Georgetown, Guyana – (August 9, 2015) President David Granger today attended a ceremony organised by the Cuffy 250 Committee in commemoration of the 250th anniversary of the Berbice Slave Rebellion. The event, which saw the attendance of over 100 people, was held at the Critchlow Labour College.

The President in his remarks spoke at length of the need for an economic change and the rebirth of village economies in Guyana. He said this change requires a cultural revolution which would allow citizens to think of the consequences of the economic decisions they make on a daily basis.

He said too many young people today are focused on seeking salaried employment rather than wanting to venture out into the world of manufacturing and exporting and maximising their productive potentials.

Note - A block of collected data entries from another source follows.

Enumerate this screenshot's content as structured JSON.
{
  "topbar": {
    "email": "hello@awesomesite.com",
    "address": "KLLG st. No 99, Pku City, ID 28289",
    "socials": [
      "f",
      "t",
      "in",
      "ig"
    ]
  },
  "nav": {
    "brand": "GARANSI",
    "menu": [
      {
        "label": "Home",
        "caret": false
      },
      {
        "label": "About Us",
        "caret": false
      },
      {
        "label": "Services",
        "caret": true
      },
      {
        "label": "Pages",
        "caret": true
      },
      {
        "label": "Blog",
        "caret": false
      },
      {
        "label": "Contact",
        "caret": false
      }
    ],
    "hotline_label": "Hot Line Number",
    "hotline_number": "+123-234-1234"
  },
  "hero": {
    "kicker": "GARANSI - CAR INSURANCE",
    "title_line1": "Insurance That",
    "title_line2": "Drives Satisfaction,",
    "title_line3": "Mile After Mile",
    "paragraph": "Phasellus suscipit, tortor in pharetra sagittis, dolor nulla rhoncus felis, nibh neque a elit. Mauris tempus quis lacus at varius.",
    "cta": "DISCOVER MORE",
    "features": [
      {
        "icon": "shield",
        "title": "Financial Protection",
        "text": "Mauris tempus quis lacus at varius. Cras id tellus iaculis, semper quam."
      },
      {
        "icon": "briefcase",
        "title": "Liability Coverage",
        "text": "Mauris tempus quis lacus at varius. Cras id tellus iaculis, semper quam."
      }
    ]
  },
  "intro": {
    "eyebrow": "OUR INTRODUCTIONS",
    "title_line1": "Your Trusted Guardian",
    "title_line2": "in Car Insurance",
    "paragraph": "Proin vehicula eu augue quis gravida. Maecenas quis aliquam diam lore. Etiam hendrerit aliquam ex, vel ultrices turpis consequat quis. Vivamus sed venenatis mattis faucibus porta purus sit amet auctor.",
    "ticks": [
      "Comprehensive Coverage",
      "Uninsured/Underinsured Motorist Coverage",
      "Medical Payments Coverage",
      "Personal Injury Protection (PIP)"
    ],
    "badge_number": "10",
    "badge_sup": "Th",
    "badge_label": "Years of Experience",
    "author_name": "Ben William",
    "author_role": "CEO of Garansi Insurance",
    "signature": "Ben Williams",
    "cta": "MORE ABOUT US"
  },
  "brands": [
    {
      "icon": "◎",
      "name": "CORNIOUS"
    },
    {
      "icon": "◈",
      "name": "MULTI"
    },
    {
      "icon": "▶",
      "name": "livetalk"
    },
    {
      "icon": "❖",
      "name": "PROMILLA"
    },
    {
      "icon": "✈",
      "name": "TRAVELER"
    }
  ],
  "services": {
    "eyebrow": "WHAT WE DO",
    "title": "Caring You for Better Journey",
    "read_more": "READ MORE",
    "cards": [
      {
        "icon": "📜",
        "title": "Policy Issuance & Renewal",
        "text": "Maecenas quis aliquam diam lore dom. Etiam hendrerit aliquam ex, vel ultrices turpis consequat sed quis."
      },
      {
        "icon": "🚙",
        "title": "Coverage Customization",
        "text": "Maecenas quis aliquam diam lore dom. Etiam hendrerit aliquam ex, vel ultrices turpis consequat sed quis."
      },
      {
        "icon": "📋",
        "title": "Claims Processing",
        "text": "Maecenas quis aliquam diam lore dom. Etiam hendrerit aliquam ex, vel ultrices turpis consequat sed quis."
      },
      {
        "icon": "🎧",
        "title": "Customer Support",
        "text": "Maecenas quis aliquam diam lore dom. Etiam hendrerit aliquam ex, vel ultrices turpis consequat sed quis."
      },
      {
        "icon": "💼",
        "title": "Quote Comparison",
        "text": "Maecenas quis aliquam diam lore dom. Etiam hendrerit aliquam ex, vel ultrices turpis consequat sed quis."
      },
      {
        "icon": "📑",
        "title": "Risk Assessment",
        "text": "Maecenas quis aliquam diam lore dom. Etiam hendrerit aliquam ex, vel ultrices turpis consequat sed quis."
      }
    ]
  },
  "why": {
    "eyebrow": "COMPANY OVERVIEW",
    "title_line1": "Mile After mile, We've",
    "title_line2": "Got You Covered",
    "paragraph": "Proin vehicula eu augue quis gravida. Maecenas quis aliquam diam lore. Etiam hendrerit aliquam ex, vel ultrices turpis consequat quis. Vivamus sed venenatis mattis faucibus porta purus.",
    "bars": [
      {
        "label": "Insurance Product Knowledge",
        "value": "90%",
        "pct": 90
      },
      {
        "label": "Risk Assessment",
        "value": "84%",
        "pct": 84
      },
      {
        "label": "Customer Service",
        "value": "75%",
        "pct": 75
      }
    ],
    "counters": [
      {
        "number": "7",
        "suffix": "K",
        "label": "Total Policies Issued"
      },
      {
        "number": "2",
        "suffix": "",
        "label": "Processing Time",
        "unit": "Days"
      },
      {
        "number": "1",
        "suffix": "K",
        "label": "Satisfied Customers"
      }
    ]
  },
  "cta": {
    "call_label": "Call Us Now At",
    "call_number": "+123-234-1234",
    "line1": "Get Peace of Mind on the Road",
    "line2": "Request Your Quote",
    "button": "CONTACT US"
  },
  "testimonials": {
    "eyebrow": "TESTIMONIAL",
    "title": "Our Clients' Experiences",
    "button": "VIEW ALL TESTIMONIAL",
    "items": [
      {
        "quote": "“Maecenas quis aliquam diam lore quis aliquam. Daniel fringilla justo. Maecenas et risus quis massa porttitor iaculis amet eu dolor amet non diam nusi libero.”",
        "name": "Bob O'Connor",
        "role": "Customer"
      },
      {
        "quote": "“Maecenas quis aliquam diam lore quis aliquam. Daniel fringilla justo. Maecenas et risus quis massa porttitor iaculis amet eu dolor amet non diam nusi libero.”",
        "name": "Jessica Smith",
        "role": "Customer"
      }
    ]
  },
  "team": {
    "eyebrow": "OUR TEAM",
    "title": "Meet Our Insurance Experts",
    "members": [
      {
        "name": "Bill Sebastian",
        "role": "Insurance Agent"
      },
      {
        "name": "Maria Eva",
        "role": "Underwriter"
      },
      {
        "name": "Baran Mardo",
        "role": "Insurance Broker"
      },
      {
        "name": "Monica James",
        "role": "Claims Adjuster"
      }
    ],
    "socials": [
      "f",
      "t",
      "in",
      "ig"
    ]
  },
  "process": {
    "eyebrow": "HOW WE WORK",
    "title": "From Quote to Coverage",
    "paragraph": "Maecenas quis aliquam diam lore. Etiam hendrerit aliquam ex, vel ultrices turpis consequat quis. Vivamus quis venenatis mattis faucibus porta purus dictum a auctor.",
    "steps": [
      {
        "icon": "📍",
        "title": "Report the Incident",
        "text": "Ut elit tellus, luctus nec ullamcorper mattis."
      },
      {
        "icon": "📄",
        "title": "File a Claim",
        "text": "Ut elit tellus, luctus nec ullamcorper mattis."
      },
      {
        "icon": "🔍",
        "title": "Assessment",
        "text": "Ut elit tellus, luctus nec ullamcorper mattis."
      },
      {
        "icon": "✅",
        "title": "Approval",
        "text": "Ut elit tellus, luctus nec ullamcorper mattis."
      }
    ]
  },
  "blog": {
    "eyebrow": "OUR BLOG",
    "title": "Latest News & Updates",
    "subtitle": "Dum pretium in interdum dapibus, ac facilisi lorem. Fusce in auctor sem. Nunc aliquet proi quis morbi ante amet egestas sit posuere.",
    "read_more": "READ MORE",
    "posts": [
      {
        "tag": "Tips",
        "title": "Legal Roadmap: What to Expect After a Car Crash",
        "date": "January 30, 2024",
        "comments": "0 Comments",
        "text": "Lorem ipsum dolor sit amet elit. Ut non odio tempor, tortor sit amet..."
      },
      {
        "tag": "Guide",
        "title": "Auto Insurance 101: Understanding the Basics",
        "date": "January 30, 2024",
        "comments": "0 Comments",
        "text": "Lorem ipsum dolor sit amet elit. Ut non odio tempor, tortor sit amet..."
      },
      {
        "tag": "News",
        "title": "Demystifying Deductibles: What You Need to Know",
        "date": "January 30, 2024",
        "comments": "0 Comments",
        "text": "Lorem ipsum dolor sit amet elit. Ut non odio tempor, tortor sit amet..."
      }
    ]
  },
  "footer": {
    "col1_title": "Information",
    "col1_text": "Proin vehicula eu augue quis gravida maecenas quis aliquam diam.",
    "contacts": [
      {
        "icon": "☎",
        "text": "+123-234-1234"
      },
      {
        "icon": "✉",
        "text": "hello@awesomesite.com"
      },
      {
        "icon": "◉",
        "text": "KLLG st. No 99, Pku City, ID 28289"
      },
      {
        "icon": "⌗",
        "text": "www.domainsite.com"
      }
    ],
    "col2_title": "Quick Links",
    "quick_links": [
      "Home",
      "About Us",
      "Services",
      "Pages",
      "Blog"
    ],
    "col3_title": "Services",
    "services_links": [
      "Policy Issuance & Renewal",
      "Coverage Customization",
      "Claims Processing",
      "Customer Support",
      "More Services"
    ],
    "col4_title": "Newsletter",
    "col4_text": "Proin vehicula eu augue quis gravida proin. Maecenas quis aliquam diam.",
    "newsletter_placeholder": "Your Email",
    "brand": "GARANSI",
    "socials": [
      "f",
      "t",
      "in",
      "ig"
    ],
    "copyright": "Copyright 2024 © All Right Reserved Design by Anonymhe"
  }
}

“If we are going to construct a new economy we have to make economic decisions… If we are to revive those village economies we have to make use of those lands which were bought 177 years ago and which are still available for production and development. If you are going to solve the employment problem do not expect some magical government to give you jobs in the police force and the army, you are going to have to create jobs within your communities,” the Head of State said.

On the issue of national unity, the President said that Guyana was born broken and there are people with a vested interest to keep the country broken and divided. He noted that the country cannot move forward as a nation with sections of society preaching disunity.

“We need to reinforce the political party system in which all Guyanese can sit at the table and resolve their problems in an inclusionary manner. That is why have been advocating shared governance and inclusionary democracy,” he said.

He noted that while Guyana’s six peoples can and must be proud of their respective ethnic origins, there is need for citizens to rediscover themselves as Guyanese. He said that a greater sense of national identity needed to be developed and stated that no group or individual should feel marginalised or discriminated against.

On the issue of national security, the President spoke of transnational crimes such as drug-trafficking, human-trafficking and gun running, which have permeated the society because of the country’s porous borders. He explained that many of the dealers of the narco-trade have become very rich but that wealth came at the price of many innocent lives.

“Unless we make this country safe for our women and children we will always have an unstable environment. Investors will not come if they feel that their fishing boats will be raided by pirates. Investors will not come if they feel that their gold mining operations will be attacked by bandits….this is another matter that we have to put on the table in our discussions today as we go forward to our 50th Independence anniversary,” President Granger said.

Many of the violent crimes, he said, are sponsored by rich dealers who perpetrate violence in order to promote their illegal agenda.

The President spoke of the rising of education apartheid, whereby a large number of students are dropping out of school at an alarming rate of 500 every month and said this is why the Administration is focusing on the Every Child In School (ECIS) initiative.

He called on citizens to make a resolution to ensure that no child in their community are denied an education because of their inability to afford the necessities such as food, uniforms, books and transportation.

“You will see the change when we have an educated nation…it is now the responsibility of Government and I am the head of that Government but it is also the responsibility of families,” the President said.

The Cuffy 250 Committee is made up of a group of Guyanese in the United States and Guyana who came together in 2013 to observe the 250th anniversary of the Berbice Revolt, led by Cuffy, against the slave system. It is dedicated to encouraging socio-economic and cultural revitalization within the African Guyanese community and the fostering of ethnic and racial equality in Guyana.